За пятнадцать минут до совещания Рыбалко выслушал сообщение своего дружка Степняка о том, что комбат организовывал у поселка вместе с армейцами переправочные средства для раненых. Сообщение Степняка пришлось не по вкусу Рыбалко. В переправочных средствах, конечно, больше разбирались моряки и жаль, что комбат их не привлек. Гребцов для сопровождения раненых на Большую землю также якобы выделили пехотинцы, что было уж совсем непонятно. Разногласия на совещании теперь уже не имели значения. Бомба, попавшая в госпиталь, решила все. Погибли и Таня, и Тамара, и доктор в очках, и многие боевые товарищи. Об этом тоже думал Рыбалко, слушая командира дивизии, развивавшего свою мысль о прорыве. Рыбалко думал и о заслоне. Почему опять‑таки комбат не привлек к этому делу моряков? Разве кто‑нибудь задумался бы отдать свою жизнь ради спасения товарищей? Рыбалко продолжал слушать комдива. Речь шла об авангардной группе прорыва. Кому итти вперед? Кто должен сломить немецкие укрепления? Кто должен первым разорвать кольцо окружения? Неужели опять обойдутся без них, как обошлись при организации переправы, при создании заслана? Рыбалко почувствовал, что ему невмоготу, что высокое звание Героя, присвоенное ему, им неоправда- но, что в самый решительный миг его обходят. Он сжал руки на своем автомате, чувствуя, как режет ладони ажурная рубашка наствольника. Офицеры положили на колени планшеты, нашли участок в квадрате, указанном комдивом, — чортово болото, где не один разведчик нахлебался вонючей жижи. Степняк подтолкнул Рыбалко и указал пальцем: «здесь». Букреев говорил о целесообразности прорыва именно через болото. Разведка приносила хорошие сведения об этом участке. Высказывая свои соображения, комбат упомянул Манжулу, Горбаня…

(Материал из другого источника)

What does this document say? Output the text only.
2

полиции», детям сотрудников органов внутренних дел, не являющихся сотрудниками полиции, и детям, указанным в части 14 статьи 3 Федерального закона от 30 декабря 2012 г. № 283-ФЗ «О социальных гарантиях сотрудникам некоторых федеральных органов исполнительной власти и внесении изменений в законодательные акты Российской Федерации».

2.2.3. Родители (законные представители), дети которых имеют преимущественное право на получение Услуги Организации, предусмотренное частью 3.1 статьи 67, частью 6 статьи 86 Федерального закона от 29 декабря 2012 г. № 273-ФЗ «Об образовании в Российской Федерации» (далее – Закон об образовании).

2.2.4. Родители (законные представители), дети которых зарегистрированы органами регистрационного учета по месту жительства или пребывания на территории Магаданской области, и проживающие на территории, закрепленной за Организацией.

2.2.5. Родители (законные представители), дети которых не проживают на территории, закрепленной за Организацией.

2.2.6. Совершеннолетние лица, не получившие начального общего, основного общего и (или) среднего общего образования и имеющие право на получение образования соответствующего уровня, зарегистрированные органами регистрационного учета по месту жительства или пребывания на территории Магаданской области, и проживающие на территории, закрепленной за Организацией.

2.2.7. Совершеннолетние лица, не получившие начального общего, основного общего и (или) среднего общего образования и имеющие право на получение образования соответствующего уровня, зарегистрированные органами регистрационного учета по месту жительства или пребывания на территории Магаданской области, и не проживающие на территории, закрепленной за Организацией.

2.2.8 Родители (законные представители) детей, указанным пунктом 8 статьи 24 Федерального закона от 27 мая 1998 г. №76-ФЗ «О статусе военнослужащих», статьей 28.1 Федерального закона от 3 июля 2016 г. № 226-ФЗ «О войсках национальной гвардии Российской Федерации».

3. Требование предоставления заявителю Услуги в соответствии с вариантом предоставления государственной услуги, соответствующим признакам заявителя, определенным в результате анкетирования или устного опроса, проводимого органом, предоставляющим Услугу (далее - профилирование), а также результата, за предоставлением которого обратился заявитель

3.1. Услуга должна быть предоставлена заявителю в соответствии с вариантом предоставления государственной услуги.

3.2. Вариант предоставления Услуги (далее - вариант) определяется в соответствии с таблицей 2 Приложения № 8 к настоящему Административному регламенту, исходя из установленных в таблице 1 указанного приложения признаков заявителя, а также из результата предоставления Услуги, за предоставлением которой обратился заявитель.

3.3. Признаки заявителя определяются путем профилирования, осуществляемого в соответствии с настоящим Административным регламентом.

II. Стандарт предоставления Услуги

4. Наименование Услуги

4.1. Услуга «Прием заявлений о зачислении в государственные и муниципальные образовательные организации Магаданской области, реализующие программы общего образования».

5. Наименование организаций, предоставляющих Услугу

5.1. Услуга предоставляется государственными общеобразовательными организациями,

Когда окончил Букреев, говорил пехотный капитан, ни на кого не глядя. Он не совсем уверенно высказался о перспективах прорыва и привел в подтверждение цифры по своему батальону, обескровленному последними боями; каждый понял капитана правильно и в душе не упрекнул его. Также правильно понял капитана и Рыбалко, и в душе его неожиданно поднялась надежда.

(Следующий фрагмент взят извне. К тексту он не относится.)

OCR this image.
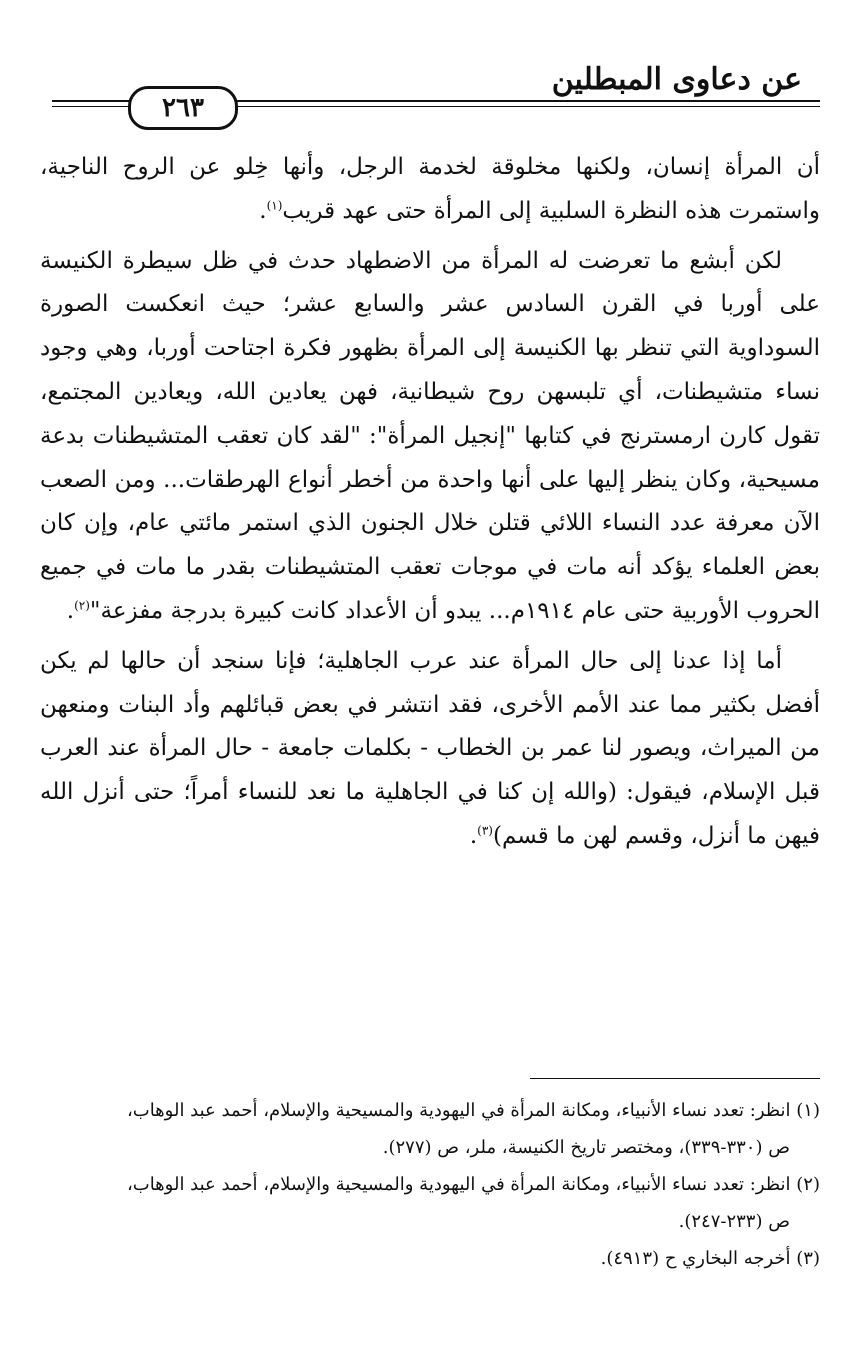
عن دعاوى المبطلين
٢٦٣

أن المرأة إنسان، ولكنها مخلوقة لخدمة الرجل، وأنها خِلو عن الروح الناجية، واستمرت هذه النظرة السلبية إلى المرأة حتى عهد قريب$^{(١)}$.

لكن أبشع ما تعرضت له المرأة من الاضطهاد حدث في ظل سيطرة الكنيسة على أوربا في القرن السادس عشر والسابع عشر؛ حيث انعكست الصورة السوداوية التي تنظر بها الكنيسة إلى المرأة بظهور فكرة اجتاحت أوربا، وهي وجود نساء متشيطنات، أي تلبسهن روح شيطانية، فهن يعادين الله، ويعادين المجتمع، تقول كارن ارمسترنج في كتابها "إنجيل المرأة": "لقد كان تعقب المتشيطنات بدعة مسيحية، وكان ينظر إليها على أنها واحدة من أخطر أنواع الهرطقات... ومن الصعب الآن معرفة عدد النساء اللائي قتلن خلال الجنون الذي استمر مائتي عام، وإن كان بعض العلماء يؤكد أنه مات في موجات تعقب المتشيطنات بقدر ما مات في جميع الحروب الأوربية حتى عام ١٩١٤م... يبدو أن الأعداد كانت كبيرة بدرجة مفزعة"$^{(٢)}$.

أما إذا عدنا إلى حال المرأة عند عرب الجاهلية؛ فإنا سنجد أن حالها لم يكن أفضل بكثير مما عند الأمم الأخرى، فقد انتشر في بعض قبائلهم وأد البنات ومنعهن من الميراث، ويصور لنا عمر بن الخطاب - بكلمات جامعة - حال المرأة عند العرب قبل الإسلام، فيقول: (والله إن كنا في الجاهلية ما نعد للنساء أمراً؛ حتى أنزل الله فيهن ما أنزل، وقسم لهن ما قسم)$^{(٣)}$.

(١) انظر: تعدد نساء الأنبياء، ومكانة المرأة في اليهودية والمسيحية والإسلام، أحمد عبد الوهاب،

ص (٣٣٠-٣٣٩)، ومختصر تاريخ الكنيسة، ملر، ص (٢٧٧).

(٢) انظر: تعدد نساء الأنبياء، ومكانة المرأة في اليهودية والمسيحية والإسلام، أحمد عبد الوهاب،

ص (٢٣٣-٢٤٧).

(٣) أخرجه البخاري ح (٤٩١٣).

Комдив внимательно выслушал еще нескольких офицеров и кивком головы разрешил Букрееву говорить во второй раз. Букреев встал, встретился с колючими черными глазами Рыбалко и улыбнулся. И эта улыбка комбата, обращенная к нему, заставила как бы распуститься недовольные морщины на лице Рыбалко. Блеснули его зубы с щербатинкой из‑под несбритых усов, и лицо его теперь не было похоже на кинжал. Рыбалко, снял фуражку, и Букреев увидел, что волосы Рыбалко, когда‑то выстриженные «под бокс», отросли. Раньше жесткий чубчик торчал метелкой, а теперь он спускался на половину лба. Сильная шея и затылок, раньше выстриженные до синевы, теперь тоже «обмохнатели», как выразился бы Манжула. Рука повыше кисти была перевязана. Тело его попрежнему было сильным, напряженным, и длинные руки тоже были очень сильными. Беспощадная воля чувствовалась и в посадке головы, и в упрямом взгляде, и во всей его собранности. Букреев характеризовал группу прорыва и смотрел на Рыбалко, пока не называя его фамилии, но Рыбалко всем своим существом понимал, что речь идет о нем, что его дело «выгорело», что вот–вот его имя будет произнесено вслух. Если так, то вполне понятно, почему моряков приберегали — не распыляли на переправу, на заслоны.

Букреев сделал паузу.

— Кто же будет у вас командовать штурмовой группой прорыва? — спросил Гладышев.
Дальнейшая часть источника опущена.